SlappingOysters writes "Gameplayer has gone live with their best PC hardware configurations for Q3 2008. They've broken it into three tiers depending on the investor's budget. And while the prices are regional, it is comparative across the globe. 'In order to play these slices of gaming goodness, you're going to need a decent rig, and we sent our PC hardware guru in search of maximum frames in maximum detail, but at a minimum cost. We have three tiers for the three levels of PC gamers out there and all the detail you could possibly want on where, why and what to buy. So choose your poison and get amongst it.'"

5 of 417 comments (clear)

  1. $10K US for a gaming rig? by Anonymous Coward · · Score: 5, Insightful

    Only a fool would spend that much money on something that will cost 1/3 that in 18 months.

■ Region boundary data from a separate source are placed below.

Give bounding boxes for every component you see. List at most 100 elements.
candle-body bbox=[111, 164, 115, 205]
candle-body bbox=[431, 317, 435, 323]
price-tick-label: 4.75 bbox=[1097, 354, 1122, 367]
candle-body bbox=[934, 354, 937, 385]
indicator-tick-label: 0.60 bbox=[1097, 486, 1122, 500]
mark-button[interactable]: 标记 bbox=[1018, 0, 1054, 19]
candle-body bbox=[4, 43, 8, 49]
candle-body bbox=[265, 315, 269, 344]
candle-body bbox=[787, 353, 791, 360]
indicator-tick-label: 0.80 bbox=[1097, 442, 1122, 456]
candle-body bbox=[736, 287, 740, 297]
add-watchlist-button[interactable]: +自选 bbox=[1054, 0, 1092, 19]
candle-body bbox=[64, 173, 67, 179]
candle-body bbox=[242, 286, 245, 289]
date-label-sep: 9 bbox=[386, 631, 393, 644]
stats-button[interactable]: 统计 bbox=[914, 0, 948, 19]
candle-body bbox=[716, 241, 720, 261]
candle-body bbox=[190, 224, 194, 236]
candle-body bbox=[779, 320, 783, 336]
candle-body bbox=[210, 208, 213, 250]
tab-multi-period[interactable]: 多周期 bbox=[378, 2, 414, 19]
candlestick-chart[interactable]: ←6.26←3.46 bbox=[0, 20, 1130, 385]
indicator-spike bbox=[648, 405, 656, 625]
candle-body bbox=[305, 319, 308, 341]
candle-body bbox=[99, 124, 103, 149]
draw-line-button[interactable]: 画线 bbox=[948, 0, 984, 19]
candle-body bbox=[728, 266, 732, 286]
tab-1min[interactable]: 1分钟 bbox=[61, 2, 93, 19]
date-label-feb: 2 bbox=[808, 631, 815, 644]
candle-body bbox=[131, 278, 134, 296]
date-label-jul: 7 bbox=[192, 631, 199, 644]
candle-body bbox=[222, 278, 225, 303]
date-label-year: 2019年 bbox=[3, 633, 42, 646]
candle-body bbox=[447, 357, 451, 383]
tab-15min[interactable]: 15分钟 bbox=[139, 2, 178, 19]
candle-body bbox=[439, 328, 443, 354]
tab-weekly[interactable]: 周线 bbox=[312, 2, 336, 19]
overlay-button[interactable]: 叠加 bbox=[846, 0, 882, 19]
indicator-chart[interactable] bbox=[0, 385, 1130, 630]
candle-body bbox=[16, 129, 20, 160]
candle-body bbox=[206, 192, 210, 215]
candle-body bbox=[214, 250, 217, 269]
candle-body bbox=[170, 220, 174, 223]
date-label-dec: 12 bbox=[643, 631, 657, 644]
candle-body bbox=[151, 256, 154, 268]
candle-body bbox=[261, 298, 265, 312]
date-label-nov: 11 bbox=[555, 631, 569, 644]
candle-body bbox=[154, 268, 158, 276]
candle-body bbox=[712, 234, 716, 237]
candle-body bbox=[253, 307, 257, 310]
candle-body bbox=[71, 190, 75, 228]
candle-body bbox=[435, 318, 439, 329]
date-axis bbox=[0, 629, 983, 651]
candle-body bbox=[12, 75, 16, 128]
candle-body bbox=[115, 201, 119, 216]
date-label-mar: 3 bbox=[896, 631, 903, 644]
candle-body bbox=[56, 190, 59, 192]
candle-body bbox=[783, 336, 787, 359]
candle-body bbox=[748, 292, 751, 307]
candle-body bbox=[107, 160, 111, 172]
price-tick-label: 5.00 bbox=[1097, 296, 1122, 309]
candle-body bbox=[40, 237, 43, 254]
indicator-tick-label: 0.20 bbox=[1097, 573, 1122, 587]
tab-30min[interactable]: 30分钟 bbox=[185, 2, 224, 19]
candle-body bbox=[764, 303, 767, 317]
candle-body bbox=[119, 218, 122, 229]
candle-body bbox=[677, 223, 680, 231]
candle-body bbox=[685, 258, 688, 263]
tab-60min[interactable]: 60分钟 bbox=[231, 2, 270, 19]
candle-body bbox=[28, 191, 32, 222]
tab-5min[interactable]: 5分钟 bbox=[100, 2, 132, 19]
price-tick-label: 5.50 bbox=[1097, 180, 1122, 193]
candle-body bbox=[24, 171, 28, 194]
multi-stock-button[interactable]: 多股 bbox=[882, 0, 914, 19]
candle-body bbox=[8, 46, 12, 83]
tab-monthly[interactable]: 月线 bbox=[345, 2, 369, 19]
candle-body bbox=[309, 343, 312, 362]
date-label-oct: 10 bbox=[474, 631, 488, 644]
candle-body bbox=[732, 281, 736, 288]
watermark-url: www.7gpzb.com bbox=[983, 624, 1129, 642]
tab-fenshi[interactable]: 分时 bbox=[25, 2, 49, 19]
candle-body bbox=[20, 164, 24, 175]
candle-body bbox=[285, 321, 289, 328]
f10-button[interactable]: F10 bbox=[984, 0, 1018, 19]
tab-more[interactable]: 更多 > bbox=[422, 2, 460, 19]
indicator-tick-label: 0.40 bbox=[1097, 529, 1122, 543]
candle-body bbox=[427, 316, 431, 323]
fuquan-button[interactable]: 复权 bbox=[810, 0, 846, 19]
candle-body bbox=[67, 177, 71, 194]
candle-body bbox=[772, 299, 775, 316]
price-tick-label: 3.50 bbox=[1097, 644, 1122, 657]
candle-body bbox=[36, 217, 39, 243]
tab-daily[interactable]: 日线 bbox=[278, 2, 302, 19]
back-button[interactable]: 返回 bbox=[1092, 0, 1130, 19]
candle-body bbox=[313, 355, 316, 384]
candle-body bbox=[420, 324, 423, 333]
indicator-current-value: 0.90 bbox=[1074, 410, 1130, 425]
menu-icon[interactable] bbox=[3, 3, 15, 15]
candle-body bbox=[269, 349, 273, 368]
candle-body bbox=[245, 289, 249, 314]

  2. Just another hardware guide by Anonymous Coward · · Score: 5, Insightful

    So hardware guides are post worthy now?

    Then let me submit the Ars System Guide ... every time they update it!

  3. Re:The investor's budget? by ivan256 · · Score: 5, Insightful

      investment
                  n 1: the act of investing; laying out money or capital in an
                            enterprise with the expectation of profit

    No. No it is not. And every computer and used car salesman that refers to the purchase of something guaranteed to decrease in value over time should be sued for false advertising.

  4. Re:The investor's budget? by p0tat03 · · Score: 5, Insightful

    How would buying a screaming fast computer for work make my job any more profitable?

    Depends on what you do. For a 3D artist, for example, a faster machine means shorter rendering times. This creates less downtime, moves the design-render-refine cycle faster, and also opens more possibilities to allow the client to tweak the final product with you.

    For a coder who's working on a massive code base, we're looking at shorter compile times. Cutting compiles from 4 hours to 1 is a pretty significant gain that will likewise see a rise in productivity. Having a blazing server-class workstation also allows you to test your code in conditions that are more similar to what your code would be running once deployed.

    For an artist, a massively fast computer (or really just one with an assload of RAM) allows more multitasking. Having Photoshop, Illustrator, a compositing app, etc etc, open all at once is great for productivity, and it allows you to bounce between apps without huge downtime.

    But a few examples of why speed is still important in computing.

  5. Re:Yes, but... by Bacon+Bits · · Score: 5, Insightful

    You say that like it's a bad thing. If I need telnet I'll just get PuTTY anyways. The only thing telnet is good for anymore is checking to make sure SMTP traffic works and configuring devices that won't talk with anything else. Otherwise you *don't* use it any more that you use rsh or rcp.

    Frankly, I'm more irritated that Windows doesn't ship with a built-in ssh and sshd. And no, remote desktop does not count.

    --
    The road to tyranny has always been paved with claims of necessity.